Kisah Habib Idrus bin Salim Al-Jufri, Nasionalisme dan Tak Goyah pada Materi
jpnn.com, JAKARTA - Cendikiawan Muslim KH. Ahmad Baso menceritakan perjuangan Habib Idrus bin Salim Al-Jufri dalam menjaga prinsipnua. Dia juga menilai Habib Idrus memiliki keteguhan hati tak tergoyahkan meski ditawari bergepok-gepok uang dan rayuan jabatan.
Ahmad Baso menceritakan Habib Idrus merupakan Mufti dan Qadhi di Tarim, Hadramaut, Yaman. Namun, di usia 25 tahun, Habib Idrus melepaskan gelar itu karena merasa tak cocok.
Usut punya usut, kerelaan melepas jabatan itu berasal sikap politiknya yang menentang penjajahan Inggris di Negeri Teluk Aden.
Usai drama itu, Sang Sayid memilih mengembara ke timur.

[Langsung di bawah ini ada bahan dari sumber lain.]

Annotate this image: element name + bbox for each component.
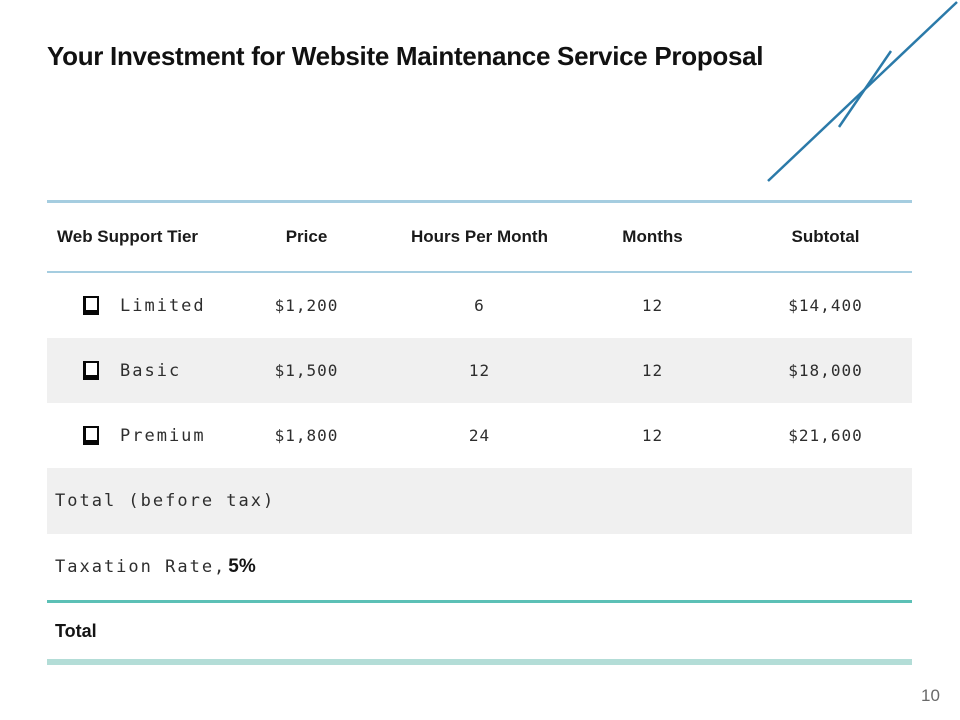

Dia bertolak ke Indonesia yang terletak 8 ribu kilometer jauhnya dari kampung halaman.
Habib Idrus berbekal wasiat dari gurunya, yakni jika dalam perantauan menemukan aroma yang sama dengan tanah bekal, maka itulah tanah yang penuh dengan berkah.
“Kalau ada tanah sama rasa dan harumnya tanah ini dengan tempatmu nanti, itu tempat ideal. Itu nanti berkah tempat itu. Hal ini sudah lazim dalam tradisi tarekat dan ternyata yg didatangi itu adalah negeri kita, dan Sayid Idrus itu menemukannya di Kota Palu, Sulawesi Tengah," ungkap Ahmad Baso saat mengisi Program Inspirasi Ramadan BKN PDI Perjuangan bersama host Mirza Ahmad, Jumat (8/4) dini hari.
Palu bukan kota pertama. Habib Idrus pernah singgah di Pekalongan, Solo, Jombang, Maluku, Morotai, Bacan, Kalimantan, dan Papua.
Tepat pada 1930, Habib Idrus berusaha mendirikan Madrasah Al-Khairaat.